1. The parameter overlapping multi-target sorting method based on azimuth quadratic fitting is characterized by comprising the following steps of:

step 1, caching the input full pulse for a period of time, and performing histogram sorting treatment on the cached full pulse to realize target clustering with distinguishable parameters or orientations;

step 2, obtaining a time-azimuth curve by adopting a quadratic curve fitting algorithm for each clustering result;

step 3, leveling the time-azimuth curve;

step 4, carrying out histogram statistics on the time-azimuth curve after the leveling treatment;

step 5, searching peak values for the statistical results of the histogram;

and 6, carrying out full pulse screening based on the searching result of the peak value to obtain a parameter overlapping multi-target sorting result.

2. The method for sorting the multiple targets by overlapping parameters based on azimuth quadratic fitting according to claim 1, wherein the step 2 is specifically:

let the arrival time of each full pulse be TOA _i (i=1, 2, …, N) orientation is DOA _i (i=1, 2, …, N), where N represents the total number of full pulses;

representing the time-azimuth curve asAll the full pulse directions are combined into one column vector DOA _vec ＝[DOA ₁ ,DOA ₂ ,…,DOA _N ] ^T The arrival time of all full pulses is formed into a column vector TOA _vec ＝[TOA ₁ ,TOA ₂ ,…,TOA _N ] ^T Wherein [] ^T Representing a transpose;

the estimated value of A, B, C obtained by the quadratic curve fitting algorithm is:

where ε is a small positive number and eye (3) represents a diagonal array of order 3.

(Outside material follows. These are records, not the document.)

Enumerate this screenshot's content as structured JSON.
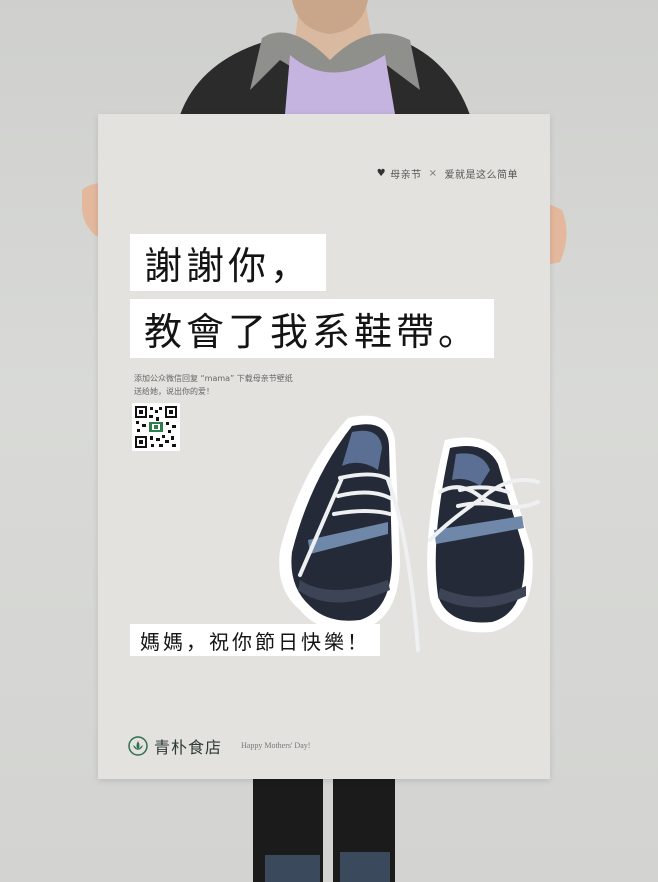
{
  "poster": {
    "tagline": {
      "icon": "heart-icon",
      "part1": "母亲节",
      "separator": "×",
      "part2": "爱就是这么简单"
    },
    "headline_line1": "謝謝你，",
    "headline_line2": "教會了我系鞋帶。",
    "note_line1": "添加公众微信回复 “mama” 下载母亲节壁纸",
    "note_line2": "送给她，说出你的爱！",
    "greeting": "媽媽，祝你節日快樂！",
    "brand": {
      "name": "青朴食店",
      "tagline": "Happy Mothers' Day!"
    }
  }
}
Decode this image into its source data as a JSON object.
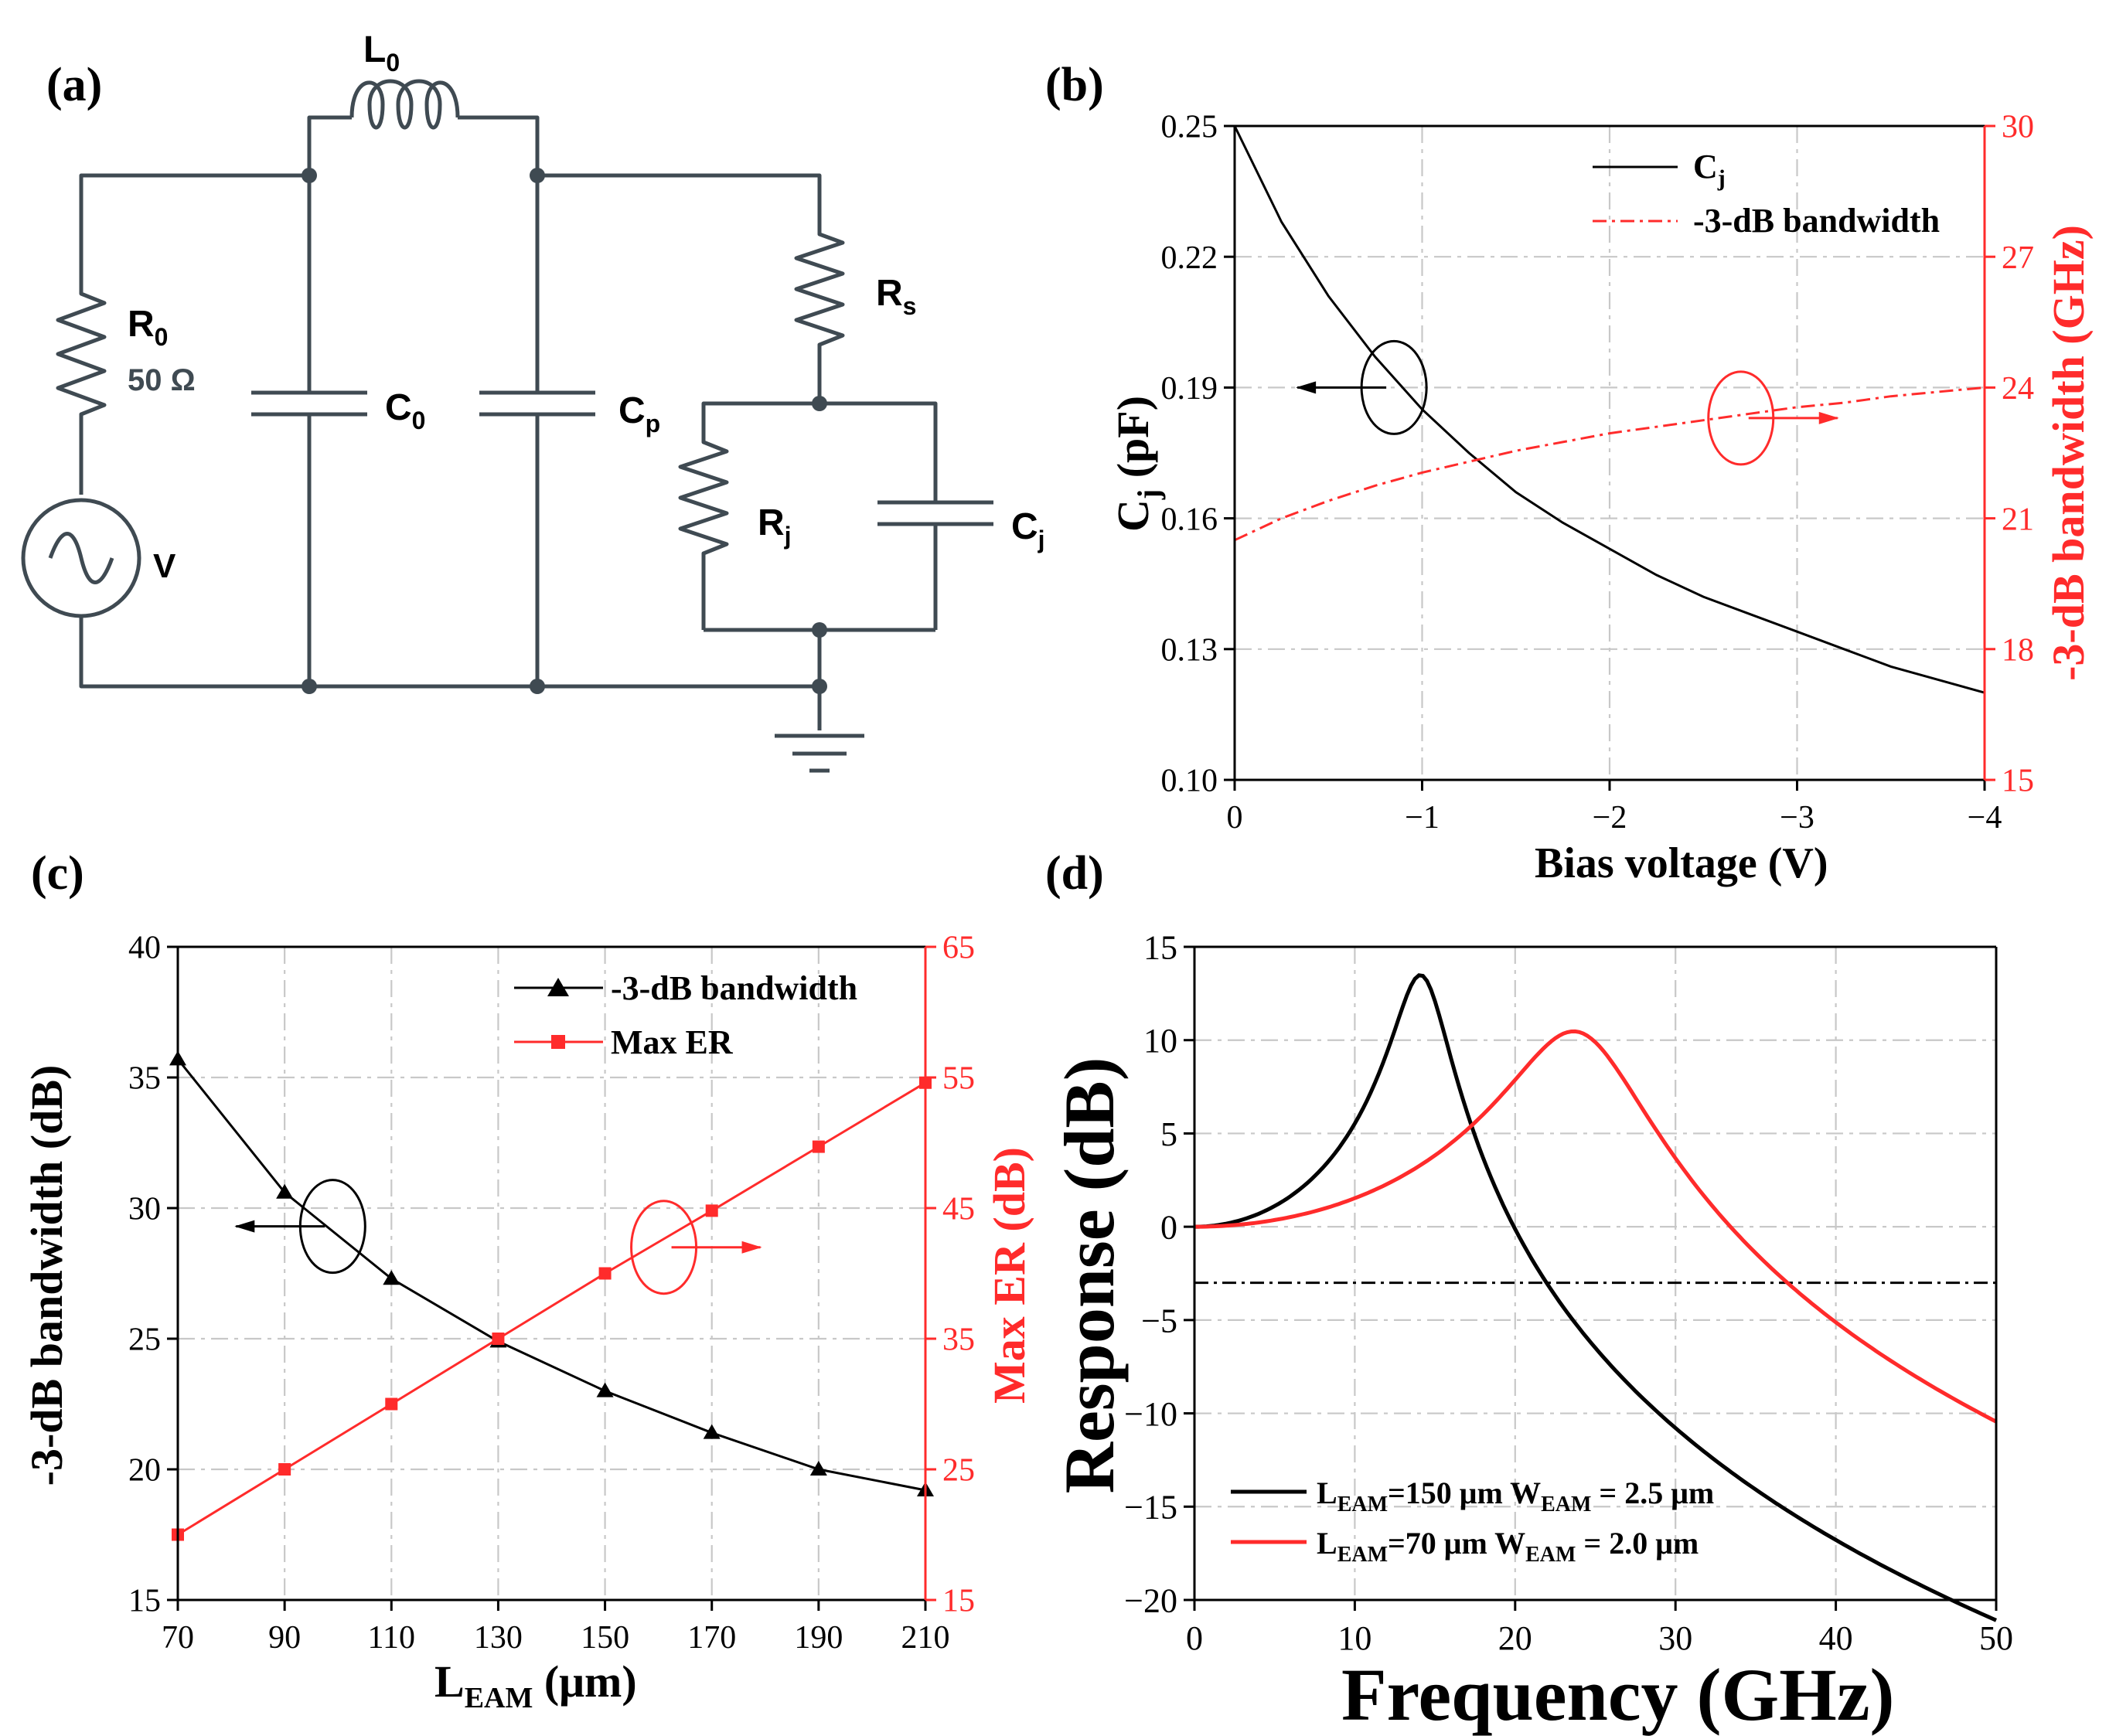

3. The method for sorting multiple targets by overlapping parameters based on azimuthal quadratic fitting according to claim 2, wherein ε=10 ^-4 Or epsilon=10 ^-5 Or epsilon=10 ^-6 。

4. A method of multi-objective sorting based on parametric overlap of azimuthal quadratic fitting according to claim 3, wherein the time-azimuthal plot after the flattening process is expressed as:

time-azimuth curve after leveling treatment at this timeWhich appears as a straight line.

5. The method for sorting multiple targets by parameter overlap based on azimuth quadratic fit according to claim 4, wherein in step 4, the time-azimuth curve after leveling is processed based on azimuth measurement resolution δAnd carrying out histogram statistics.

6. The method for sorting multiple targets by overlapping parameters based on azimuth quadratic fitting according to claim 5, wherein step 4 is specifically:

time-azimuth curve after leveling treatmentMinimum value +.>To maximum->Dividing a histogram interval according to the interval delta; assuming that there are M histogram bins in total, the range of the mth histogram bin isWalk->Treatment, if->If the histogram falls into the histogram interval, the histogram value of the histogram interval is added with 1, so as to obtain a histogram statistical result Hist _m ,(m＝1,2,…,M)。

7. The method for sorting multiple targets by overlapping parameters based on azimuth quadratic fit according to claim 6, wherein in step 5, the calculation formula for searching peak values for histogram statistics is:

Hist _m >Hist _m-1 &Hist _m >Hist _m-2 &Hist _m ≥Hist _m+1 &Hist _m ≥Hist _m+2 &Hist _m ≥Thres

where Thres is the threshold set.

8. The method for sorting multiple targets by overlapping parameters based on azimuth quadratic fitting according to claim 7, wherein step 6 is specifically:

let N peaks in total and N (n=1, 2, …, N) Peak positions be Peak (N), the sorting result corresponds toThe range of the value range is as follows:

and the original full pulse is indexed based on the index, so that a parameter overlapping multi-target sorting result is realized.